Nos primeiros séculos da História do Cristianismo, surgiram duas grandes escolas hermenêuticas que disputavam entre si: a escola alexandrina (que defendia o método alegórico) e a antioquiana (que defendia o método da crítica textual). É importante destacar isso, visto que Agostinho foi uma figura curiosamente contraditória nesse assunto: tecnicamente, ele defendia e explicava muito bem o método crítico textual de interpretação, mas na prática, na hora de analisar os textos bíblicos, fugia completamente disso e quase sempre alegorizava os textos.

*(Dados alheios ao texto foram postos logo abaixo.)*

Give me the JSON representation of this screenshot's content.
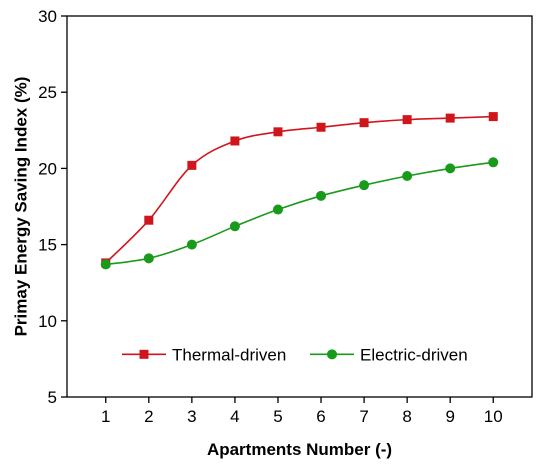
{
  "chart_data": {
    "type": "line",
    "title": "",
    "xlabel": "Apartments Number (-)",
    "ylabel": "Primay Energy Saving Index (%)",
    "x": [
      1,
      2,
      3,
      4,
      5,
      6,
      7,
      8,
      9,
      10
    ],
    "xlim": [
      0.1,
      10.9
    ],
    "ylim": [
      5,
      30
    ],
    "yticks": [
      5,
      10,
      15,
      20,
      25,
      30
    ],
    "xticks": [
      1,
      2,
      3,
      4,
      5,
      6,
      7,
      8,
      9,
      10
    ],
    "grid": false,
    "legend_position": "lower-center",
    "series": [
      {
        "name": "Thermal-driven",
        "color": "#d0161d",
        "marker": "square",
        "values": [
          13.8,
          16.6,
          20.2,
          21.8,
          22.4,
          22.7,
          23.0,
          23.2,
          23.3,
          23.4
        ]
      },
      {
        "name": "Electric-driven",
        "color": "#1a9a1a",
        "marker": "circle",
        "values": [
          13.7,
          14.1,
          15.0,
          16.2,
          17.3,
          18.2,
          18.9,
          19.5,
          20.0,
          20.4
        ]
      }
    ]
  }
}
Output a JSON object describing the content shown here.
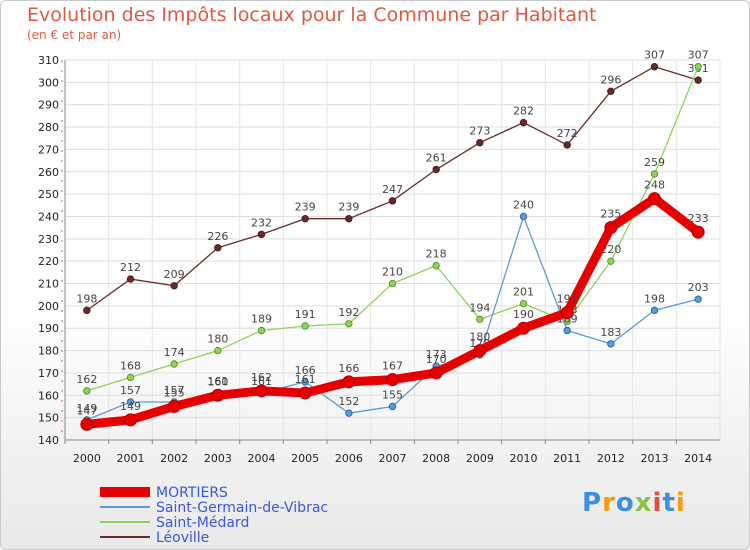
{
  "title": "Evolution des Impôts locaux pour la Commune par Habitant",
  "subtitle": "(en € et par an)",
  "chart_data": {
    "type": "line",
    "title": "Evolution des Impôts locaux pour la Commune par Habitant",
    "ylabel": "(en € et par an)",
    "x": [
      2000,
      2001,
      2002,
      2003,
      2004,
      2005,
      2006,
      2007,
      2008,
      2009,
      2010,
      2011,
      2012,
      2013,
      2014
    ],
    "ylim": [
      140,
      310
    ],
    "yticks": [
      140,
      150,
      160,
      170,
      180,
      190,
      200,
      210,
      220,
      230,
      240,
      250,
      260,
      270,
      280,
      290,
      300,
      310
    ],
    "series": [
      {
        "name": "MORTIERS",
        "color": "#e60000",
        "values": [
          147,
          149,
          155,
          160,
          162,
          161,
          166,
          167,
          170,
          180,
          190,
          197,
          235,
          248,
          233
        ]
      },
      {
        "name": "Saint-Germain-de-Vibrac",
        "color": "#5b9bd5",
        "values": [
          149,
          157,
          157,
          161,
          161,
          166,
          152,
          155,
          173,
          178,
          240,
          189,
          183,
          198,
          203
        ]
      },
      {
        "name": "Saint-Médard",
        "color": "#8fd35a",
        "values": [
          162,
          168,
          174,
          180,
          189,
          191,
          192,
          210,
          218,
          194,
          201,
          193,
          220,
          259,
          307
        ]
      },
      {
        "name": "Léoville",
        "color": "#6b2a2a",
        "values": [
          198,
          212,
          209,
          226,
          232,
          239,
          239,
          247,
          261,
          273,
          282,
          272,
          296,
          307,
          301
        ]
      }
    ],
    "legend_position": "bottom-left"
  },
  "logo": {
    "text": "Proxiti",
    "colors": [
      "#3e8ede",
      "#f39c12",
      "#3e8ede",
      "#8bc34a",
      "#e74c3c",
      "#3e8ede",
      "#f39c12"
    ]
  }
}
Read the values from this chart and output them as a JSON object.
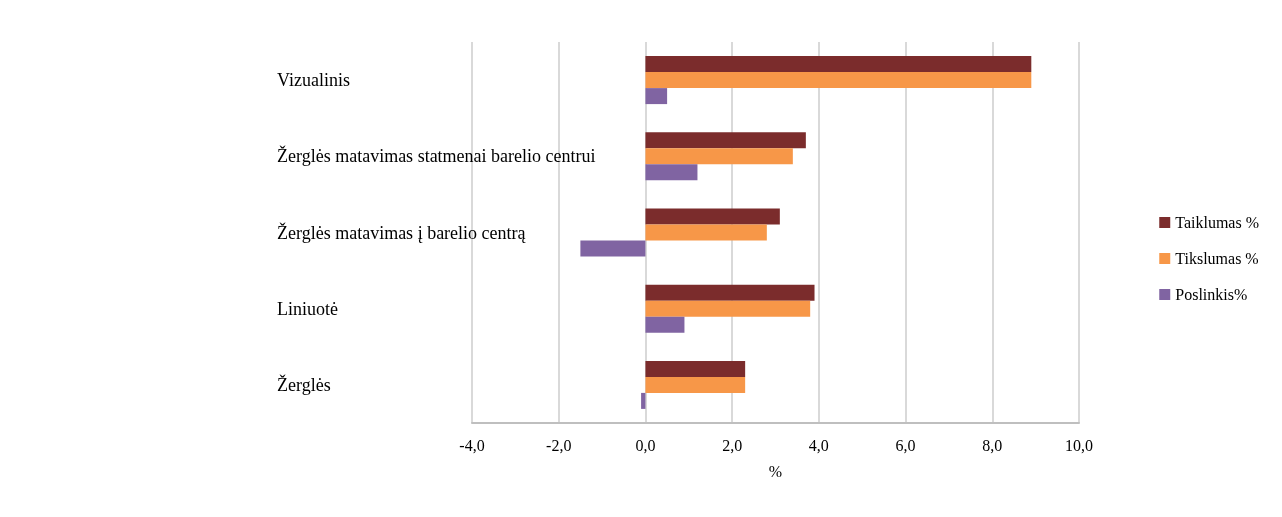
{
  "chart_data": {
    "type": "bar",
    "orientation": "horizontal",
    "xlabel": "%",
    "categories": [
      "Vizualinis",
      "Žerglės matavimas statmenai barelio centrui",
      "Žerglės matavimas į barelio centrą",
      "Liniuotė",
      "Žerglės"
    ],
    "series": [
      {
        "name": "Taiklumas %",
        "color": "#7b2c2c",
        "values": [
          8.9,
          3.7,
          3.1,
          3.9,
          2.3
        ]
      },
      {
        "name": "Tikslumas %",
        "color": "#f79748",
        "values": [
          8.9,
          3.4,
          2.8,
          3.8,
          2.3
        ]
      },
      {
        "name": "Poslinkis%",
        "color": "#8064a2",
        "values": [
          0.5,
          1.2,
          -1.5,
          0.9,
          -0.1
        ]
      }
    ],
    "xlim": [
      -4,
      10
    ],
    "xticks": [
      {
        "value": -4,
        "label": "-4,0"
      },
      {
        "value": -2,
        "label": "-2,0"
      },
      {
        "value": 0,
        "label": "0,0"
      },
      {
        "value": 2,
        "label": "2,0"
      },
      {
        "value": 4,
        "label": "4,0"
      },
      {
        "value": 6,
        "label": "6,0"
      },
      {
        "value": 8,
        "label": "8,0"
      },
      {
        "value": 10,
        "label": "10,0"
      }
    ],
    "grid": "x",
    "legend": "right"
  }
}
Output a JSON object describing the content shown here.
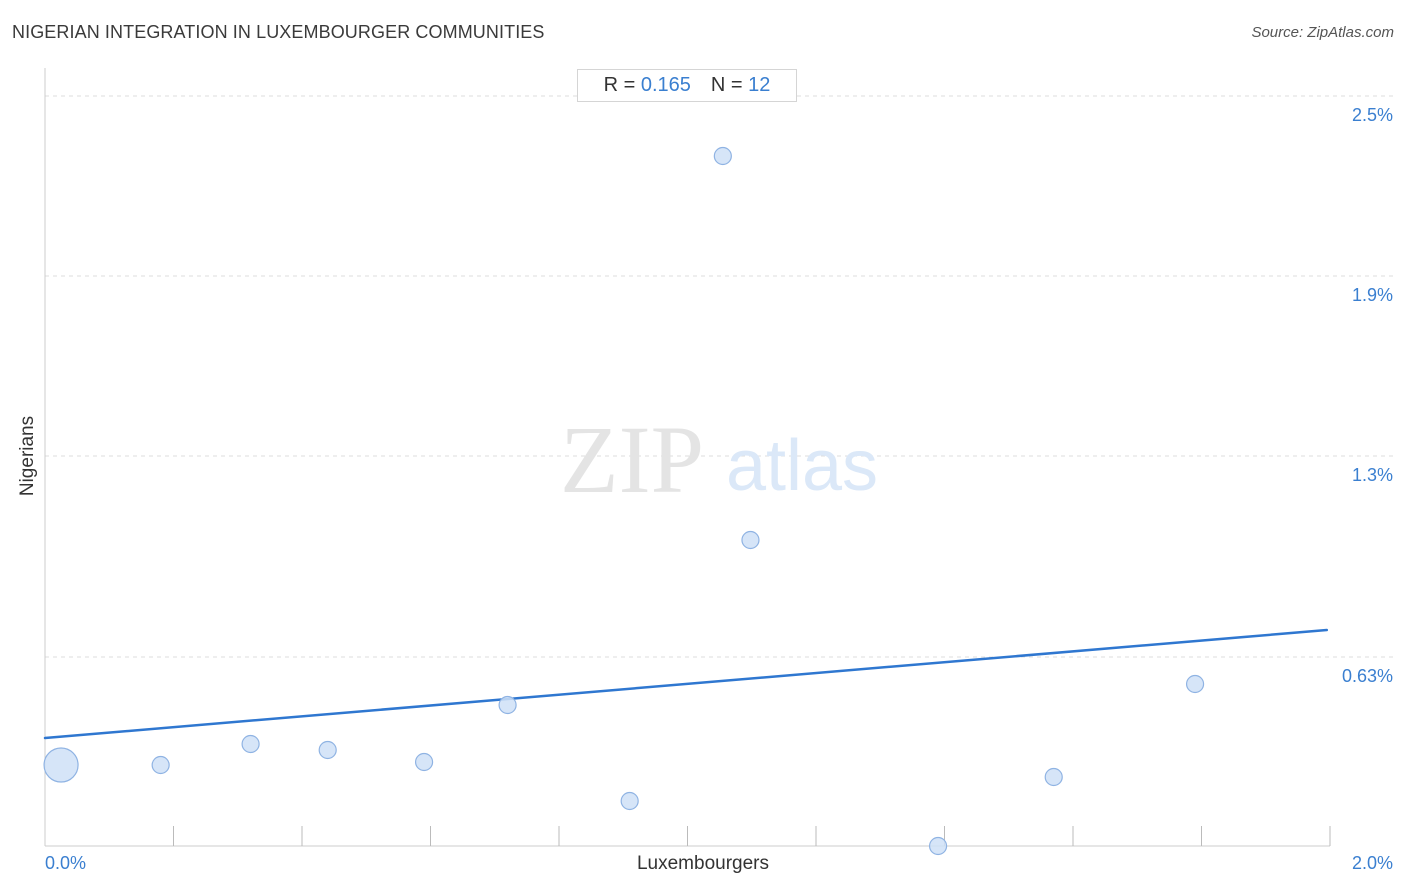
{
  "header": {
    "title": "NIGERIAN INTEGRATION IN LUXEMBOURGER COMMUNITIES",
    "source": "Source: ZipAtlas.com"
  },
  "stats": {
    "r_label": "R =",
    "r_value": "0.165",
    "n_label": "N =",
    "n_value": "12"
  },
  "watermark": {
    "zip": "ZIP",
    "atlas": "atlas"
  },
  "colors": {
    "point_fill": "#cfe0f7",
    "point_stroke": "#8fb3e3",
    "trend_line": "#2f77d0",
    "tick_label": "#3a7fd0",
    "grid": "#dddddd"
  },
  "chart_data": {
    "type": "scatter",
    "xlabel": "Luxembourgers",
    "ylabel": "Nigerians",
    "xlim": [
      0,
      2.0
    ],
    "ylim": [
      0,
      2.56
    ],
    "x_tick_labels": [
      {
        "value": 0,
        "label": "0.0%"
      },
      {
        "value": 2.0,
        "label": "2.0%"
      }
    ],
    "y_ticks": [
      {
        "value": 0.63,
        "label": "0.63%"
      },
      {
        "value": 1.3,
        "label": "1.3%"
      },
      {
        "value": 1.9,
        "label": "1.9%"
      },
      {
        "value": 2.5,
        "label": "2.5%"
      }
    ],
    "x_minor_ticks": [
      0.2,
      0.4,
      0.6,
      0.8,
      1.0,
      1.2,
      1.4,
      1.6,
      1.8,
      2.0
    ],
    "points": [
      {
        "x": 0.025,
        "y": 0.27,
        "size": "large"
      },
      {
        "x": 0.18,
        "y": 0.27,
        "size": "small"
      },
      {
        "x": 0.32,
        "y": 0.34,
        "size": "small"
      },
      {
        "x": 0.44,
        "y": 0.32,
        "size": "small"
      },
      {
        "x": 0.59,
        "y": 0.28,
        "size": "small"
      },
      {
        "x": 0.72,
        "y": 0.47,
        "size": "small"
      },
      {
        "x": 0.91,
        "y": 0.15,
        "size": "small"
      },
      {
        "x": 1.055,
        "y": 2.3,
        "size": "small"
      },
      {
        "x": 1.098,
        "y": 1.02,
        "size": "small"
      },
      {
        "x": 1.39,
        "y": 0.0,
        "size": "small"
      },
      {
        "x": 1.57,
        "y": 0.23,
        "size": "small"
      },
      {
        "x": 1.79,
        "y": 0.54,
        "size": "small"
      }
    ],
    "trend": {
      "x": [
        0,
        1.995
      ],
      "y": [
        0.36,
        0.72
      ]
    },
    "grid": true
  }
}
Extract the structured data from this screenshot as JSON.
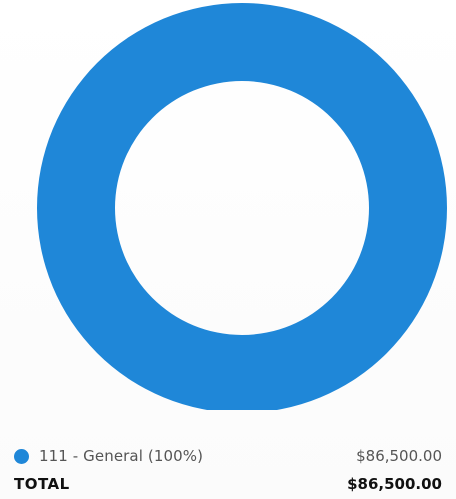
{
  "chart_data": {
    "type": "pie",
    "variant": "donut",
    "series": [
      {
        "name": "111 - General (100%)",
        "value": 86500,
        "percent": 100,
        "color": "#1f87d8"
      }
    ]
  },
  "legend": {
    "items": [
      {
        "label": "111 - General (100%)",
        "value": "$86,500.00"
      }
    ]
  },
  "total": {
    "label": "TOTAL",
    "value": "$86,500.00"
  },
  "colors": {
    "slice": "#1f87d8",
    "background": "#ffffff"
  }
}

Caso você não saiba, Agostinho de Hipona (354-430), foi um dos maiores e mais influentes teólogos da igreja cristã. Respeitado tanto por católicos como por protestantes, Agostinho cravou o seu nome de uma vez por todas nos anais da história. Esse homem foi tão importante para os ideais da Reforma Protestante e seus escritos influenciaram de maneira tão profunda os reformadores, que há quem diga que a Reforma Protestante, bem que podia ser chamada de “reforma agostiniana”.
Sua teologia desenvolveu-se em um período de conturbados e acalorados debates. E enquanto travava verdadeiras batalhas contra os maniqueístas, donatistas, Pelágio e tantos outros, verdadeiras pérolas brotaram da pena de Agostinho. Dentre seus escritos mais importantes destacam-se: Confissões, A Trindade, que ele levou 16 dezesseis anos para termina-la, O livre-arbítrio, Cidade de Deus e a Doutrina cristã.
Esse livro, A doutrina cristã, é um manual de hermenêutica e pregação (muito bom, diga-se de passagem). Nele, Agostinho estabeleceu princípios importantes de interpretação bíblica. Entre esses princípios destacam-se os seguintes:
1. O intérprete deve possuir fé cristã autêntica.
2. Deve-se ter em alta conta o significado literal e histórico da Escritura.
3. A Escritura tem mais que um significado e portanto o método alegórico é adequado.
4. Há significado nos números bíblicos.
5. O AT é documento cristão porque Cristo está retratado nele do princípio ao fim.
6. Compete ao expositor entender o que o autor pretendia dizer, e não introduzir no texto o significado que ele, expositor, quer lhe dar.
7. O intérprete deve consultar o verdadeiro credo ortodoxo.
8. Um versículo deve ser estudado em seu contexto, e não isolado dos versículos que o cercam.
9. Se o significado de um texto é obscuro, nada na passagem pode constituir-se matéria de fé ortodoxa.
10. O Espírito Santo não toma o lugar do aprendizado necessário para se entender a Escritura. O intérprete deve conhecer hebraico, grego, geografia e outros assuntos.
11. A passagem obscura deve dar preferência à passagem clara.
12. O expositor deve levar em consideração que a revelação é progressiva.
Confira no infográfico abaixo a semelhança com o método da escola da Antioquia:

Porém, mesmo estabelecendo esses importantes princípios de interpretação bíblica, muitos dos quais ainda são utilizados hoje em dia, Agostinho não seguiu de perto esses princípios. Na prática, Agostinho renunciou à maioria dos seus princípios e dedicou-se excessivamente à interpretação alegórica. Ele justificou suas interpretações alegóricas recorrendo a 2 Coríntios 3.6 “Porque a letra mata, mas o espírito vivifica”, querendo com isso dizer que uma interpretação literal da Bíblia mata, mas a interpretação alegórica ou espiritual, vivifica.
Portanto, a influência de Agostinho na história da interpretação bíblica foi mista: na teoria ele sistematizou muitos dos princípios de uma exegese sadia, mas na prática deixou de aplicar esses princípios em seus estudos dedicando-se a alegoria.